A baker and pastrycook in Spain earns about 13,900 EUR a year. That's 56% below the national average of 31,520 EUR.

Pay ranges widely from country to country and from role to role. The lowest reported salaries in Spain sit around 5,200 EUR a year, while the very top stretches to 21,100 EUR. Everything on this page is in Euro (EUR, symbol €), which lets you compare numbers like-for-like without worrying about exchange rates.

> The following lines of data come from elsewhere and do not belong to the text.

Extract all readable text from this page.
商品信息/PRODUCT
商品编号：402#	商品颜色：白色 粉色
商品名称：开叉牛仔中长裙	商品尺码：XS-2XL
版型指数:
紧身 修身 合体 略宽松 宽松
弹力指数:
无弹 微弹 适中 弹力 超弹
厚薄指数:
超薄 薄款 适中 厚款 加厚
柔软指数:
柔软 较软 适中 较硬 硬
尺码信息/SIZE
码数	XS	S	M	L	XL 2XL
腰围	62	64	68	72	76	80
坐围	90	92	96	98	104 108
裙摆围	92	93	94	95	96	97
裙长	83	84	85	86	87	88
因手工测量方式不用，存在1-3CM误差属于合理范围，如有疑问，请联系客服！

The numbers here are pulled together from official government wage data, large independent salary surveys, and aggregated worker-reported pay. Most reported salaries include the benefits that are common in Spain, such as housing or transport allowances, which is worth keeping in mind if you're comparing against a country where those are usually paid on top.


How much does a baker and pastrycook make in Spain?

Average salary
13,900 EUR
1,158 EUR per month
Lowest reported
5,200 EUR
433 EUR per month
Highest reported
21,100 EUR
1,758 EUR per month

A typical baker and pastrycook working in Spain brings home around 1,158 EUR a month before tax. Entry-level pay starts near 5,200 EUR, and the top of the ladder reaches roughly 21,100 EUR for the most experienced and specialised people in the role.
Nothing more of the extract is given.